それでも、刀気が使用した訳は、後々反動を受けるより、カノア殺されることが嫌だったからだ。
起き上がりを終えて、直立したエクレスは、剣を構えて言い放つ。
「そうか。しかし、私からすれば脅威なので、対抗させてもらう。……行くぞ!」
直後、刀気とエクレス、二人の気合が響き、互いに接近していく。
「はああああああ!」
間合いに入ると、凄まじい程の剣の打ち合い始まり、時には離れ、再び近づき、打ち合わせる。
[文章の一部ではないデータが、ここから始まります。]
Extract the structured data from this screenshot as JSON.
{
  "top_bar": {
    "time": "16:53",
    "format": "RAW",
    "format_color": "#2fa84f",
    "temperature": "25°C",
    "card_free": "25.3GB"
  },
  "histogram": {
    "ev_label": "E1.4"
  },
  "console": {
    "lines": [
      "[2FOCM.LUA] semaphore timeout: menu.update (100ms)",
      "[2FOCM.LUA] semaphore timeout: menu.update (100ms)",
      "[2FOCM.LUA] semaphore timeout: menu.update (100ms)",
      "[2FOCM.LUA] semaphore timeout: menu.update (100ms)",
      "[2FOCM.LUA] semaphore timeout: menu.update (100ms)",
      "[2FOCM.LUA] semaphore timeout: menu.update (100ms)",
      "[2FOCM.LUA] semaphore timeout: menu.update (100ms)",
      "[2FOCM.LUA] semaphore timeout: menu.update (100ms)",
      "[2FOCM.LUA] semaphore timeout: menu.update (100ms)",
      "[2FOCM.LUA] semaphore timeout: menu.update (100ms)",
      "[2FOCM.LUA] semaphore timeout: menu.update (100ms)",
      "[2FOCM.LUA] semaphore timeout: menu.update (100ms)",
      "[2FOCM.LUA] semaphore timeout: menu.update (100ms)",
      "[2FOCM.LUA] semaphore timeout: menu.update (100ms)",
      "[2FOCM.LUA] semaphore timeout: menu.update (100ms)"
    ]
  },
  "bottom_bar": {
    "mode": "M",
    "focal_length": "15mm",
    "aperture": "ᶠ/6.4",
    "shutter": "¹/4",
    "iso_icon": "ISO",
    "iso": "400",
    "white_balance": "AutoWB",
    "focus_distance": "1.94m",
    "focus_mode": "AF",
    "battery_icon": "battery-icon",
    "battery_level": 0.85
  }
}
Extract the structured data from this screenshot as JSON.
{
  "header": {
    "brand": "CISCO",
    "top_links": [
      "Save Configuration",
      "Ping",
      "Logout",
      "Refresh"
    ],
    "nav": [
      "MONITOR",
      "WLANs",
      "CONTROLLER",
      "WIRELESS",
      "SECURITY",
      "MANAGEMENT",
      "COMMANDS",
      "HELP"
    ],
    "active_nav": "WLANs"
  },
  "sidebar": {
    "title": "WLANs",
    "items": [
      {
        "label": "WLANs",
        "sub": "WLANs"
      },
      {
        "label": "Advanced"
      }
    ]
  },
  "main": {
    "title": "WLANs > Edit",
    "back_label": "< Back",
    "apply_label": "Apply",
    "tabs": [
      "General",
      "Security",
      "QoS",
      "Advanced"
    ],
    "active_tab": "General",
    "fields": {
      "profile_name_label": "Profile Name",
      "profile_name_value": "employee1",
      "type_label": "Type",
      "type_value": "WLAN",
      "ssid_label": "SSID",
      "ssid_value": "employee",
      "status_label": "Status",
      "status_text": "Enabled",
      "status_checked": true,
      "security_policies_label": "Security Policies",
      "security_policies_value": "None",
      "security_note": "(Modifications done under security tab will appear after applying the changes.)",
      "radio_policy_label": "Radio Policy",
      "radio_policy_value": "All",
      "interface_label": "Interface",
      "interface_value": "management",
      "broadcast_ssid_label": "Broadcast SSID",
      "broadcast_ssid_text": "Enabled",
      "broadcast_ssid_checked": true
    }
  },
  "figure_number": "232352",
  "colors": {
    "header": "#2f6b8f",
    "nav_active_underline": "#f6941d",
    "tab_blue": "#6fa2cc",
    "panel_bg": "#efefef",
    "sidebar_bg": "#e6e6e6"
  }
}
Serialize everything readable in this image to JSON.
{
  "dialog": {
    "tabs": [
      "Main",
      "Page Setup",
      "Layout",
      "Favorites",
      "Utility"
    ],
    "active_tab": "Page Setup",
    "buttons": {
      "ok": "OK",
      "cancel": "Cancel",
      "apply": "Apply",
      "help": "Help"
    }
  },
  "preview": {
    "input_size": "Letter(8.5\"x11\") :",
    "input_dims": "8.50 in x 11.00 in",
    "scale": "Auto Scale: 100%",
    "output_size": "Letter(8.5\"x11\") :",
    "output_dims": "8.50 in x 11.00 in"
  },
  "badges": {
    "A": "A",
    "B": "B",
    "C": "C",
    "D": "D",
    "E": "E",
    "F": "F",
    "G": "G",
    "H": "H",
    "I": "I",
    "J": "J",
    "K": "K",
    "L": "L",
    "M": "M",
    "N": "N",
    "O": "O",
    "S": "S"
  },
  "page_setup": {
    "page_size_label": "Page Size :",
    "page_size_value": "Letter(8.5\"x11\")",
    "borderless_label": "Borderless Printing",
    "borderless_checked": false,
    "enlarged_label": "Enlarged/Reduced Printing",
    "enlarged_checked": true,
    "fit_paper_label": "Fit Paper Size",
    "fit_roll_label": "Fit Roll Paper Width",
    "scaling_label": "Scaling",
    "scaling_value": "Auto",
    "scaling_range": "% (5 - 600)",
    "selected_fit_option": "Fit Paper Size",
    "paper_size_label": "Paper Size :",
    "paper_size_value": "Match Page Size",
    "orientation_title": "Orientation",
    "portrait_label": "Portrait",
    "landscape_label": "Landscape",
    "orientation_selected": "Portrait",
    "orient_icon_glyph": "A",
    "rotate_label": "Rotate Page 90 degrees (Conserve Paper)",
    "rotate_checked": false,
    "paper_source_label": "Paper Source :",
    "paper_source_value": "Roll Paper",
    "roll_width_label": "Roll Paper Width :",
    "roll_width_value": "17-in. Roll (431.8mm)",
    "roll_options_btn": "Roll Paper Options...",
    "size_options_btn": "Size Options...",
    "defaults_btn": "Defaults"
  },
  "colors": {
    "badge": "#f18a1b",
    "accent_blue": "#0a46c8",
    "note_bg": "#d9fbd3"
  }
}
それを幾度も続ける中、ふとあることに気付いて、それをエクレスに問う。
「……そういえば、俺に付きっ切り だが、もう一人いることを忘れていないか?」
眼前の敵駐在騎士は、含み笑いと思われるもの出し、返答する。
「フッ、そのことなら気にすることはない。私とお前での激しい戦いに、そのもう一人は呆然としているようだからな」
刀気が振り向くと、確かに彼女が言うような状態にカノアはなっていた。
見詰めると、彼女がハッとしたような顔になり、少し頬を赤くして謝る。
「……! す、すまぬ。あまりの激しさに立ち尽くしていた」
刀気がカノアを心配する。
「行けるか?」
眼前の少女は、顔を改めて口にした。
「フッ、当然だ」
刀気は向き直し、後方から足音が聞こえる。
暫くして、それが止まり、エクレスが気合いと共に駆け出す。
「はああああああ!」
「うおおおおおお!」
同時に、そう叫びながら、刀気とカノアが接近する。
数秒後、間合いに入ると、刀気の言技化丸とエクレスの凍結の剣が打ち合い、刀がカノアの想像の具現化剣に押される。
やがて刀気とカノアを振り切り、敵の剣を弾く。
すると、エクレスが漏らすような声を出した。
「な……」
凍結の剣がエクレスの手から離れ、弾いた勢いからか、彼女の手が開かれる。
そうして隙が発生し、刀気とカノアは裂帛の気合と共に剣を、右斜め上と左斜め上に振る。なお、刀気は、刀が敵に触れる寸前に刃から峰に、向きを変えた。
「はああああああっ!」
振り切った直後、刀気は刀の向きを戻す。
エクレスが短く言い、バランスを崩したように倒れた。
「がはっ……!」
刀気と恐らくカノアは、剣を納める。
刀気は、倒れた敵を見ると、相手は起き上がる様子がないので、どうやら、エクレスに勝利したようだ。